Dans le petit village de Prey Krasaing, dans la province de Kampong Speu, au sud-ouest de Phnom Penh, les habitants vivent dans la terreur d’être la prochaine victime du fantôme du python. L’année dernière, sept d’entre eux avaient capturé un gros python près d’une pagode, avant de le tuer et de faire un banquet avec sa viande, apparemment gâtée, qu’ils avaient fait passer avec force vin. Depuis, deux des convives sont morts dans d’affreuses contorsions, et leurs corps, a affirmé Un Thun, un conseiller de la commune de Prey Krasaing, au Phnom Penh Post, portaient des sortes d’écailles ressemblant à de la peau de serpent.

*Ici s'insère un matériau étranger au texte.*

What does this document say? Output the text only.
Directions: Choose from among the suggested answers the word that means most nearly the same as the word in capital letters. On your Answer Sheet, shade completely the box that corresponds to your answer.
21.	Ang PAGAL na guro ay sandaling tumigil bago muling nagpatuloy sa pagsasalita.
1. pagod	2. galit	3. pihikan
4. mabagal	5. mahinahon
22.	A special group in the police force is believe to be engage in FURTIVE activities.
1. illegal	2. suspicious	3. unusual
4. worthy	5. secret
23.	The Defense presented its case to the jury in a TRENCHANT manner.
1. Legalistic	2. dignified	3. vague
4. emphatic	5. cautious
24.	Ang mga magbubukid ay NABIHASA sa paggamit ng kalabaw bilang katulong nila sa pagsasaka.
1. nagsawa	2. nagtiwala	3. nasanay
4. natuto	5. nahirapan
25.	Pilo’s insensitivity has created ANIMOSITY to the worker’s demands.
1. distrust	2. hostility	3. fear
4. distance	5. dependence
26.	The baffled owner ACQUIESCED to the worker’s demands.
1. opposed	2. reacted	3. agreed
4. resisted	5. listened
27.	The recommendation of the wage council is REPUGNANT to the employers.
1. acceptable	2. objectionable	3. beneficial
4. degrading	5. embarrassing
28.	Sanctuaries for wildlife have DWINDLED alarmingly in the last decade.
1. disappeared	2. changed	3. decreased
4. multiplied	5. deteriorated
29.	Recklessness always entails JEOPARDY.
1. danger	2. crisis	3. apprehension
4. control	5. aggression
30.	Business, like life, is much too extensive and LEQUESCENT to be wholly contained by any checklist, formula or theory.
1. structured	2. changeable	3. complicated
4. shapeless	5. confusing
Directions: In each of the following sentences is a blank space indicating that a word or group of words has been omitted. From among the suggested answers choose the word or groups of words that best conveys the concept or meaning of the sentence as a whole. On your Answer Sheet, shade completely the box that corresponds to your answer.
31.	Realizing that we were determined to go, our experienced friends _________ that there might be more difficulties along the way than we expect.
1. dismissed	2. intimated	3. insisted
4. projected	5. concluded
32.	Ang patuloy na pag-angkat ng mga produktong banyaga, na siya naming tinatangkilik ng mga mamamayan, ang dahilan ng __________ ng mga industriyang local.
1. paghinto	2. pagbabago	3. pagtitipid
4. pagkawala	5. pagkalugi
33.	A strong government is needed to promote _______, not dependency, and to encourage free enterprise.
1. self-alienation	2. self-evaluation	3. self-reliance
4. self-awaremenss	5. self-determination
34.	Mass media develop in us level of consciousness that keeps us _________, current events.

Un autre est tombé d’un palmier à sucre, un deuxième a glissé en marchant et un troisième est devenu fou.

« Comme l’a dit un diseur de bonne aventure, l’esprit du python se vengera de ceux qui l’ont tué et mangé. Tous ceux qui ont commis cela ne pourront échapper à la mort. Leur heure viendra », assène Un Thun, lugubre. Lors des funérailles du deuxième mort, le 19 août, les villageois ont vu un petit serpent glisser sur le cercueil de l’homme, semant l’effroi dans l’assemblée. Ayant retenu la leçon du python vengeur, ils l’ont précautionneusement retiré et placé en douceur dans des herbes.

Malgré cet ultime signe de ce conte d’horreur digne d’un scénario de Stephen King, le conseiller communal propose une autre explication, pragmatique et bien plus banale : « Ils ont peut-être succombé à une maladie incurable ». Comme quoi on peut apprécier le fantastique des campagnes du Cambodge tout en ayant l’esprit cartésien.